Plot the data IDs against their corresponding segments.

Assume a `dataid` which starts at `egauge_min_time` and ends at `egauge_max_time`.

We want a straight line that starts at (egauge_min_time, data_id) and (egauge_max_time, data_id).

See:
http://nbviewer.jupyter.org/github/ipython/ipython/blob/1.x/examples/notebooks/Part%203%20-%20Plotting%20with%20Matplotlib.ipynb
https://github.com/jakevdp/WhirlwindTourOfPython/blob/933b1c1507f443ea57bcb486fe5cd4cadfb377de/15-Preview-of-Data-Science-Tools.ipynb

In [62]:
xs = zip(df_candidate['egauge_min_time'], df_candidate['egauge_max_time'])
ys = zip(df_candidate.index.values, df_candidate.index.values)

In [63]:
%matplotlib notebook
import matplotlib.pyplot as plt

In [64]:
fig, ax = plt.subplots()
ax.set(xlabel='date', ylabel='data_id', title='eGauge traces for candidate houses')
y_padding = 50
ax.set(ylim=[max([min(df_candidate.index.values-y_padding),0]), max(df_candidate.index.values+y_padding)])

for x, y in zip(xs, ys):
    ax.plot(x, y, linewidth=1)
fig.autofmt_xdate() # from: https://pythonspot.com/en/plot-time-with-matplotlib/

<IPython.core.display.Javascript object>

As the figure above shows, it is practically impossible to to tell the most significant overlaps, both in terms of duration and number of data IDs.

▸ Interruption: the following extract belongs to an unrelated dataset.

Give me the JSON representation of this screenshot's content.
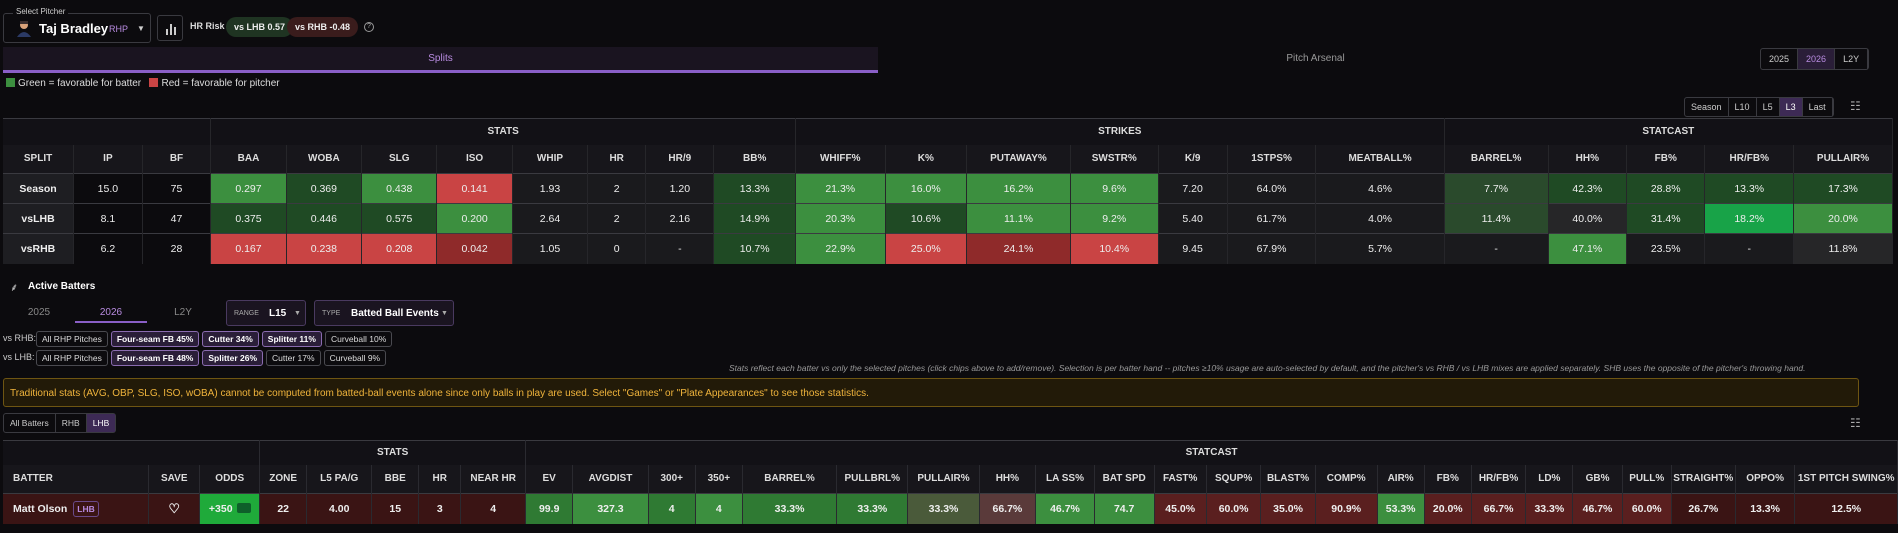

This is what we will attempt to extract programmatically in the following notebook in this series.

Store the resulting artifacts to disk.

See: https://matplotlib.org/tutorials/introductory/lifecycle.html#saving-our-plot

In [65]:
fig.savefig('01-segments-candidate-plot.eps')

In [66]:
df_candidate.to_csv('01-segments-candidate.csv')